Bring the Nose

March 6, 2010 § 3 Comments

Still from the animation film "Le Nez" by Alexander Alexeieff and Claire Parker.

There are a a few diagnoses that we take a standardized set of photos for, regardless of the individual patient. These sets provide the best photos of the diagnosis and assures consistency of documentation. One of these diagnoses is Deformatio Nasi or crooked nose. I don’t know if it’s because the photos are predetermined, but we always just call these patients “a nose”.

There’s a lot of guidelines on how to photograph different parts of the body for medical purposes, but in most cases you will have to adapt these to the individual patient and her manifest symptoms. Maybe it becomes a bit more personal in those cases compared to the more run-of-the-mill nose shots.

This is what normally happens: A nurse calls us from the ear, nose and throat (ENT) outpatient section: “Do you have time for a nose?” “Sure, send it up” I’ll reply. And if I’m not manning the studio that day, I’ll pass it on to B, the other photographer: “Hey B, there’s a nose on the way.”

Most of the time we don’t notice that we talk like this, but every now and then B will greet the arriving patient saying “Oh, so you’re the nose they’re all talking about” or “Are you the nose?”. The rest of the week I’ll think about giant Monty Python style noses roaming the corridors whenever a nose shoot is ordered.

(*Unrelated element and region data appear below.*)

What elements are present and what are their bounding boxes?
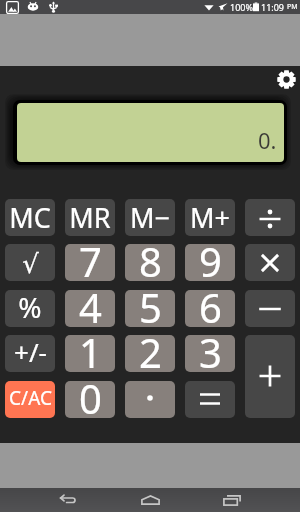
button[interactable]: M+ [185, 199, 235, 236]
button[interactable]: Multiply [245, 244, 295, 281]
staticText: 8 [139, 244, 162, 281]
staticText: 4 [79, 290, 102, 327]
button[interactable]: Equals [185, 381, 235, 418]
staticText: 1 [79, 335, 102, 372]
button[interactable]: Recents [204, 488, 260, 512]
button[interactable]: % [5, 290, 55, 327]
button[interactable]: M− [125, 199, 175, 236]
button[interactable]: 1 [65, 335, 115, 372]
staticText: 7 [79, 244, 102, 281]
staticText: 0 [79, 381, 102, 418]
staticText: √ [22, 249, 39, 279]
staticText: 6 [199, 290, 222, 327]
staticText: C/AC [9, 385, 52, 411]
button[interactable]: Subtract [245, 290, 295, 327]
button[interactable]: MR [65, 199, 115, 236]
button[interactable]: Decimal point [125, 381, 175, 418]
button[interactable]: Add [245, 335, 295, 418]
button[interactable]: 9 [185, 244, 235, 281]
staticText: 100% [230, 1, 253, 13]
staticText: M+ [190, 199, 230, 236]
button[interactable]: Settings [275, 68, 297, 90]
button[interactable]: MC [5, 199, 55, 236]
button[interactable]: +/- [5, 335, 55, 372]
button[interactable]: 5 [125, 290, 175, 327]
staticText: MR [69, 199, 111, 236]
button[interactable]: 4 [65, 290, 115, 327]
staticText: MC [9, 199, 51, 236]
button[interactable]: 8 [125, 244, 175, 281]
button[interactable]: Home [122, 488, 178, 512]
staticText: 0. [258, 125, 277, 155]
staticText: M− [130, 199, 170, 236]
staticText: 3 [199, 335, 222, 372]
button[interactable]: 2 [125, 335, 175, 372]
button[interactable]: Back [41, 488, 97, 512]
button[interactable]: Divide [245, 199, 295, 236]
button[interactable]: 7 [65, 244, 115, 281]
button[interactable]: 6 [185, 290, 235, 327]
button[interactable]: 3 [185, 335, 235, 372]
staticText: % [18, 290, 42, 326]
staticText: PM [287, 2, 298, 12]
button[interactable]: C/AC [5, 381, 55, 418]
staticText: 11:09 [261, 1, 285, 13]
staticText: 9 [199, 244, 222, 281]
staticText: 5 [139, 290, 162, 327]
button[interactable]: √ [5, 244, 55, 281]
staticText: +/- [14, 335, 47, 369]
staticText: 2 [139, 335, 162, 372]
button[interactable]: 0 [65, 381, 115, 418]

On to the recommended set of photos:

  1. Frontal view. A photo of the patients head taken from the level of the nose.
  2. Left/Right profile. A photo taken at 90° to the nose. The photo could include the whole head, but is usually cropped just behind the ear canal opening.
  3. View from below. A photo taken from below with the tip of the nose aligned between the eye brows. This is usually cropped to include only the forehead, eyes, nose and mouth.
  4. Left/right 45° view. In some cases we also take a photo at 45° to the nose. This should include  both eyes and align the tip of the nose with the opposing cheek. Usually cropped as the profile photos.

I can’t publish any of our patient photos on the web, so for further reading and photo examples I’ll refer to this excellent guide from the Institute of Medical Illustrators (UK).